On a clear but chilly night my partner and I jumped out at Old Street and navigated our way through the throng and skyscrapers of Shoreditch intrigued by the prospect of Irish fine dining.
Chef Richard Corrigan’s latest venture, Daffodil Mulligan, has taken over from the much-loved Nuala and promises fresh twists on classics and a focus on seafood.
With Corrigan’s magic touch – he has three Michelin stars under his belt – the sky is the limit.
I have never sampled the higher end of Irish cuisine, despite visiting Dublin multiple times, so it was with bated breath that we pushed back the curtain as we entered.
We were greeted by a very friendly waitress and directed through to a modern, chic space with a vast, open kitchen clanging away in the background.
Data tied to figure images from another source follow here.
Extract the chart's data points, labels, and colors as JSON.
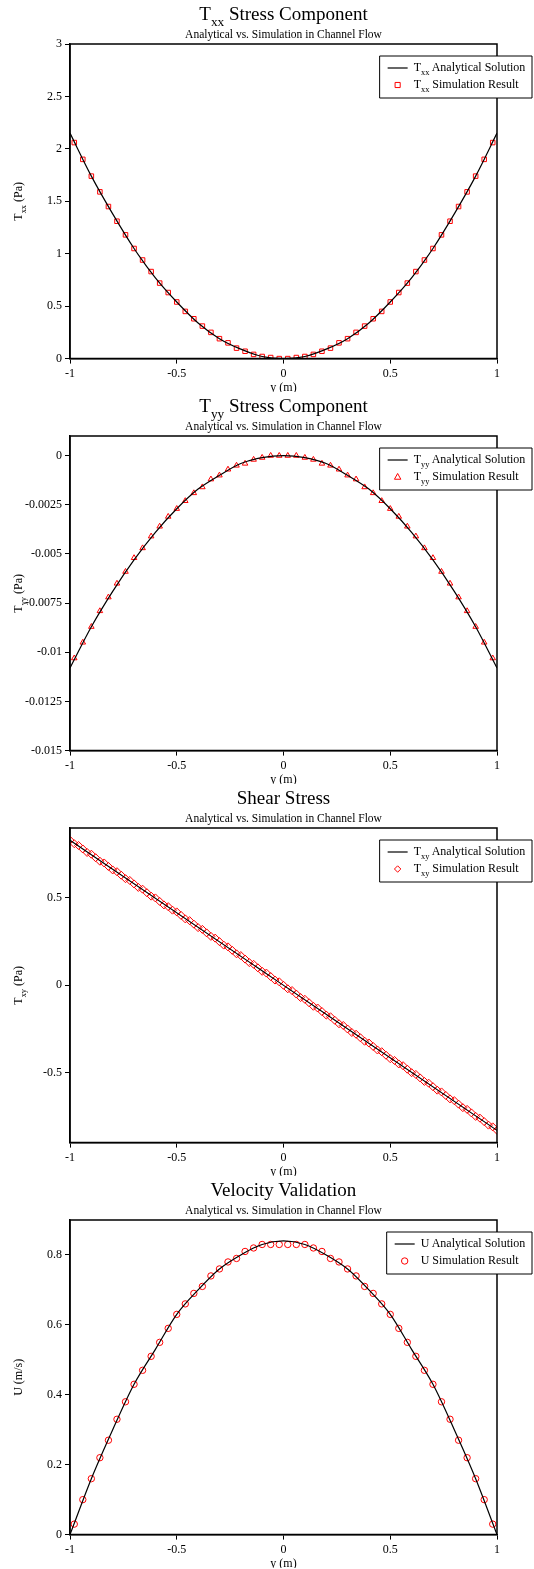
{
  "chart_data": [
    {
      "type": "line",
      "title": "T$_{xx}$ Stress Component",
      "subtitle": "Analytical vs. Simulation in Channel Flow",
      "xlabel": "y (m)",
      "ylabel": "T$_{xx}$ (Pa)",
      "xlim": [
        -1,
        1
      ],
      "xticks": [
        -1,
        -0.5,
        0,
        0.5,
        1
      ],
      "ylim": [
        0,
        3
      ],
      "yticks": [
        0,
        0.5,
        1,
        1.5,
        2,
        2.5,
        3
      ],
      "legend": "top right",
      "series": [
        {
          "name": "T$_{xx}$ Analytical Solution",
          "type": "line",
          "color": "#000000",
          "marker": "none",
          "x": [
            -1,
            -0.9,
            -0.8,
            -0.7,
            -0.6,
            -0.5,
            -0.4,
            -0.3,
            -0.2,
            -0.1,
            0,
            0.1,
            0.2,
            0.3,
            0.4,
            0.5,
            0.6,
            0.7,
            0.8,
            0.9,
            1
          ],
          "values": [
            2.15,
            1.74,
            1.38,
            1.05,
            0.77,
            0.54,
            0.34,
            0.19,
            0.09,
            0.02,
            0,
            0.02,
            0.09,
            0.19,
            0.34,
            0.54,
            0.77,
            1.05,
            1.38,
            1.74,
            2.15
          ]
        },
        {
          "name": "T$_{xx}$ Simulation Result",
          "type": "scatter",
          "color": "#ff0000",
          "marker": "square",
          "x": [
            -0.98,
            -0.94,
            -0.9,
            -0.86,
            -0.82,
            -0.78,
            -0.74,
            -0.7,
            -0.66,
            -0.62,
            -0.58,
            -0.54,
            -0.5,
            -0.46,
            -0.42,
            -0.38,
            -0.34,
            -0.3,
            -0.26,
            -0.22,
            -0.18,
            -0.14,
            -0.1,
            -0.06,
            -0.02,
            0.02,
            0.06,
            0.1,
            0.14,
            0.18,
            0.22,
            0.26,
            0.3,
            0.34,
            0.38,
            0.42,
            0.46,
            0.5,
            0.54,
            0.58,
            0.62,
            0.66,
            0.7,
            0.74,
            0.78,
            0.82,
            0.86,
            0.9,
            0.94,
            0.98
          ],
          "values": [
            2.06,
            1.9,
            1.74,
            1.59,
            1.45,
            1.31,
            1.18,
            1.05,
            0.94,
            0.83,
            0.72,
            0.63,
            0.54,
            0.45,
            0.38,
            0.31,
            0.25,
            0.19,
            0.15,
            0.1,
            0.07,
            0.04,
            0.02,
            0.01,
            0,
            0,
            0.01,
            0.02,
            0.04,
            0.07,
            0.1,
            0.15,
            0.19,
            0.25,
            0.31,
            0.38,
            0.45,
            0.54,
            0.63,
            0.72,
            0.83,
            0.94,
            1.05,
            1.18,
            1.31,
            1.45,
            1.59,
            1.74,
            1.9,
            2.06
          ]
        }
      ]
    },
    {
      "type": "line",
      "title": "T$_{yy}$ Stress Component",
      "subtitle": "Analytical vs. Simulation in Channel Flow",
      "xlabel": "y (m)",
      "ylabel": "T$_{yy}$ (Pa)",
      "xlim": [
        -1,
        1
      ],
      "xticks": [
        -1,
        -0.5,
        0,
        0.5,
        1
      ],
      "ylim": [
        -0.015,
        0.001
      ],
      "yticks": [
        -0.015,
        -0.0125,
        -0.01,
        -0.0075,
        -0.005,
        -0.0025,
        0
      ],
      "legend": "top right",
      "series": [
        {
          "name": "T$_{yy}$ Analytical Solution",
          "type": "line",
          "color": "#000000",
          "marker": "none",
          "x": [
            -1,
            -0.9,
            -0.8,
            -0.7,
            -0.6,
            -0.5,
            -0.4,
            -0.3,
            -0.2,
            -0.1,
            0,
            0.1,
            0.2,
            0.3,
            0.4,
            0.5,
            0.6,
            0.7,
            0.8,
            0.9,
            1
          ],
          "values": [
            -0.0108,
            -0.0087,
            -0.0069,
            -0.0053,
            -0.0039,
            -0.0027,
            -0.0017,
            -0.001,
            -0.0004,
            -0.0001,
            0,
            -0.0001,
            -0.0004,
            -0.001,
            -0.0017,
            -0.0027,
            -0.0039,
            -0.0053,
            -0.0069,
            -0.0087,
            -0.0108
          ]
        },
        {
          "name": "T$_{yy}$ Simulation Result",
          "type": "scatter",
          "color": "#ff0000",
          "marker": "triangle",
          "x": [
            -0.98,
            -0.94,
            -0.9,
            -0.86,
            -0.82,
            -0.78,
            -0.74,
            -0.7,
            -0.66,
            -0.62,
            -0.58,
            -0.54,
            -0.5,
            -0.46,
            -0.42,
            -0.38,
            -0.34,
            -0.3,
            -0.26,
            -0.22,
            -0.18,
            -0.14,
            -0.1,
            -0.06,
            -0.02,
            0.02,
            0.06,
            0.1,
            0.14,
            0.18,
            0.22,
            0.26,
            0.3,
            0.34,
            0.38,
            0.42,
            0.46,
            0.5,
            0.54,
            0.58,
            0.62,
            0.66,
            0.7,
            0.74,
            0.78,
            0.82,
            0.86,
            0.9,
            0.94,
            0.98
          ],
          "values": [
            -0.0103,
            -0.0095,
            -0.0087,
            -0.0079,
            -0.0072,
            -0.0065,
            -0.0059,
            -0.0052,
            -0.0047,
            -0.0041,
            -0.0036,
            -0.0031,
            -0.0027,
            -0.0023,
            -0.0019,
            -0.0016,
            -0.0012,
            -0.001,
            -0.0007,
            -0.0005,
            -0.0004,
            -0.0002,
            -0.0001,
            0,
            0,
            0,
            0,
            -0.0001,
            -0.0002,
            -0.0004,
            -0.0005,
            -0.0007,
            -0.001,
            -0.0012,
            -0.0016,
            -0.0019,
            -0.0023,
            -0.0027,
            -0.0031,
            -0.0036,
            -0.0041,
            -0.0047,
            -0.0052,
            -0.0059,
            -0.0065,
            -0.0072,
            -0.0079,
            -0.0087,
            -0.0095,
            -0.0103
          ]
        }
      ]
    },
    {
      "type": "line",
      "title": "Shear Stress",
      "subtitle": "Analytical vs. Simulation in Channel Flow",
      "xlabel": "y (m)",
      "ylabel": "T$_{xy}$ (Pa)",
      "xlim": [
        -1,
        1
      ],
      "xticks": [
        -1,
        -0.5,
        0,
        0.5,
        1
      ],
      "ylim": [
        -0.9,
        0.9
      ],
      "yticks": [
        -0.5,
        0,
        0.5
      ],
      "legend": "top right",
      "series": [
        {
          "name": "T$_{xy}$ Analytical Solution",
          "type": "line",
          "color": "#000000",
          "marker": "none",
          "x": [
            -1,
            1
          ],
          "values": [
            0.83,
            -0.83
          ]
        },
        {
          "name": "T$_{xy}$ Simulation Result",
          "type": "scatter",
          "color": "#ff0000",
          "marker": "diamond",
          "x": [
            -1,
            -0.98,
            -0.96,
            -0.94,
            -0.92,
            -0.9,
            -0.88,
            -0.86,
            -0.84,
            -0.82,
            -0.8,
            -0.78,
            -0.76,
            -0.74,
            -0.72,
            -0.7,
            -0.68,
            -0.66,
            -0.64,
            -0.62,
            -0.6,
            -0.58,
            -0.56,
            -0.54,
            -0.52,
            -0.5,
            -0.48,
            -0.46,
            -0.44,
            -0.42,
            -0.4,
            -0.38,
            -0.36,
            -0.34,
            -0.32,
            -0.3,
            -0.28,
            -0.26,
            -0.24,
            -0.22,
            -0.2,
            -0.18,
            -0.16,
            -0.14,
            -0.12,
            -0.1,
            -0.08,
            -0.06,
            -0.04,
            -0.02,
            0,
            0.02,
            0.04,
            0.06,
            0.08,
            0.1,
            0.12,
            0.14,
            0.16,
            0.18,
            0.2,
            0.22,
            0.24,
            0.26,
            0.28,
            0.3,
            0.32,
            0.34,
            0.36,
            0.38,
            0.4,
            0.42,
            0.44,
            0.46,
            0.48,
            0.5,
            0.52,
            0.54,
            0.56,
            0.58,
            0.6,
            0.62,
            0.64,
            0.66,
            0.68,
            0.7,
            0.72,
            0.74,
            0.76,
            0.78,
            0.8,
            0.82,
            0.84,
            0.86,
            0.88,
            0.9,
            0.92,
            0.94,
            0.96,
            0.98,
            1
          ],
          "values": [
            0.83,
            0.81,
            0.8,
            0.78,
            0.76,
            0.75,
            0.73,
            0.71,
            0.7,
            0.68,
            0.66,
            0.65,
            0.63,
            0.61,
            0.6,
            0.58,
            0.56,
            0.55,
            0.53,
            0.51,
            0.5,
            0.48,
            0.46,
            0.45,
            0.43,
            0.42,
            0.4,
            0.38,
            0.37,
            0.35,
            0.33,
            0.32,
            0.3,
            0.28,
            0.27,
            0.25,
            0.23,
            0.22,
            0.2,
            0.18,
            0.17,
            0.15,
            0.13,
            0.12,
            0.1,
            0.08,
            0.07,
            0.05,
            0.03,
            0.02,
            0,
            -0.02,
            -0.03,
            -0.05,
            -0.07,
            -0.08,
            -0.1,
            -0.12,
            -0.13,
            -0.15,
            -0.17,
            -0.18,
            -0.2,
            -0.22,
            -0.23,
            -0.25,
            -0.27,
            -0.28,
            -0.3,
            -0.32,
            -0.33,
            -0.35,
            -0.37,
            -0.38,
            -0.4,
            -0.42,
            -0.43,
            -0.45,
            -0.46,
            -0.48,
            -0.5,
            -0.51,
            -0.53,
            -0.55,
            -0.56,
            -0.58,
            -0.6,
            -0.61,
            -0.63,
            -0.65,
            -0.66,
            -0.68,
            -0.7,
            -0.71,
            -0.73,
            -0.75,
            -0.76,
            -0.78,
            -0.8,
            -0.81,
            -0.83
          ]
        }
      ]
    },
    {
      "type": "line",
      "title": "Velocity Validation",
      "subtitle": "Analytical vs. Simulation in Channel Flow",
      "xlabel": "y (m)",
      "ylabel": "U (m/s)",
      "xlim": [
        -1,
        1
      ],
      "xticks": [
        -1,
        -0.5,
        0,
        0.5,
        1
      ],
      "ylim": [
        0,
        0.9
      ],
      "yticks": [
        0,
        0.2,
        0.4,
        0.6,
        0.8
      ],
      "legend": "top right",
      "series": [
        {
          "name": "U Analytical Solution",
          "type": "line",
          "color": "#000000",
          "marker": "none",
          "x": [
            -1,
            -0.9,
            -0.8,
            -0.7,
            -0.6,
            -0.5,
            -0.4,
            -0.3,
            -0.2,
            -0.1,
            0,
            0.1,
            0.2,
            0.3,
            0.4,
            0.5,
            0.6,
            0.7,
            0.8,
            0.9,
            1
          ],
          "values": [
            0,
            0.16,
            0.3,
            0.43,
            0.53,
            0.63,
            0.7,
            0.76,
            0.8,
            0.83,
            0.84,
            0.83,
            0.8,
            0.76,
            0.7,
            0.63,
            0.53,
            0.43,
            0.3,
            0.16,
            0
          ]
        },
        {
          "name": "U Simulation Result",
          "type": "scatter",
          "color": "#ff0000",
          "marker": "circle",
          "x": [
            -0.98,
            -0.94,
            -0.9,
            -0.86,
            -0.82,
            -0.78,
            -0.74,
            -0.7,
            -0.66,
            -0.62,
            -0.58,
            -0.54,
            -0.5,
            -0.46,
            -0.42,
            -0.38,
            -0.34,
            -0.3,
            -0.26,
            -0.22,
            -0.18,
            -0.14,
            -0.1,
            -0.06,
            -0.02,
            0.02,
            0.06,
            0.1,
            0.14,
            0.18,
            0.22,
            0.26,
            0.3,
            0.34,
            0.38,
            0.42,
            0.46,
            0.5,
            0.54,
            0.58,
            0.62,
            0.66,
            0.7,
            0.74,
            0.78,
            0.82,
            0.86,
            0.9,
            0.94,
            0.98
          ],
          "values": [
            0.03,
            0.1,
            0.16,
            0.22,
            0.27,
            0.33,
            0.38,
            0.43,
            0.47,
            0.51,
            0.55,
            0.59,
            0.63,
            0.66,
            0.69,
            0.71,
            0.74,
            0.76,
            0.78,
            0.79,
            0.81,
            0.82,
            0.83,
            0.83,
            0.83,
            0.83,
            0.83,
            0.83,
            0.82,
            0.81,
            0.79,
            0.78,
            0.76,
            0.74,
            0.71,
            0.69,
            0.66,
            0.63,
            0.59,
            0.55,
            0.51,
            0.47,
            0.43,
            0.38,
            0.33,
            0.27,
            0.22,
            0.16,
            0.1,
            0.03
          ]
        }
      ]
    }
  ]
}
The energy was high, and although the space resembled the bar of a theatre or a very well-to-do private school’s canteen, little details hint at the restaurant’s Irish routes.
A prevailing dark green colour and the pub-like drinks area create a casual yet stylish dining experience.
When we’re all settled, a beaming Corrigan introduced himself, getting the evening off to a friendly start.
Despite two rather disappointing Shoreditch sours which lived up to their names rather too literally, we were quickly on to the grub.
Warmed by the open wood fire oven, the first plate, an “Irish taramasalata”, glides onto our table.
The creamy cottage cheese sauce with cod roe and smoked salmon cubes, topped with brittle, crunchy bread makes for a wonderful beginning.
Next, some lovely rye bread, accompanied by some rather pedestrian butter, gives us a break before the next dish arrives. With the chef’s special consisting of six dishes, at a very reasonable £45 a head, the evening stretches inexorably before us.
A crab and pickled pear salad lands next and the evening begins to swing.
The crab is so fresh and perfectly complemented by a tart sauce, with the pear and cinnamon topping dancing in the mouth – a dance that I could happily enjoy every day without tiring of it.
Having forced down the cocktails, we readily clutched a refreshing glass of Marco De Bartoli wine.
A visually stunning but controversial dish arrives, which I loved but my partner didn’t touch – two oysters shells filled with a beef tartare, and an oyster emulsion.
The oysters are as light as air, rich as a Russian oligarch, and the emulsion has all the joyful taste of shellfish without any of the slimy indignity. We should just emulsionise – emulse? – everything and live through a tube!
Now into the mains, and a twist on the Dover sole, which is oven-baked and accompanied by kale, Muscat grapes and a very simple sauce of chicken stock and sherry. The dish is a hit and devoured speedily.
The second star of the evening arrives shortly after – a pork chop with cubed pineapple and a sweet lychee and mint sauce, which is surprisingly complex, served with red cabbage coleslaw.
This mix of sweet and savoury, hard and soft, salty and citrus astounds, and is a novel way of approaching a rather tired classic.
After a glass of Radford Dale Chardonnay, our palettes are ready and awake.
We dive into the dessert, a dark and milk chocolate mousse that causes a small battle on the table and a few polite snaps over the last spoon.
After enjoying a Killahora Ice Wine from Cork, which conjures up an image of morning sun breaking over an orchard, the evening is sealed with two luxurious Irish coffees which sent us off into the night warm and rosy, and beyond a little light-headed.
Named after the daughter of Biddy Mulligan, a legendary Irish street seller, and pulling many ingredients from Corrigan’s country estate Virginia Park Lodge, the links to the Emerald Isle are clear.
The restaurant has only been open a month, and with the clever flavours and reasonable prices (for fine dining at least), the only thing missing is a little more Irish charm.
Moving away from stereotypical ideas of Irish food is great, and also what makes this such an exciting new venue, but the contrast between the frantic fiddles of the folk music in the background and the rather bland interior is a minor foible in this most delicious of evenings.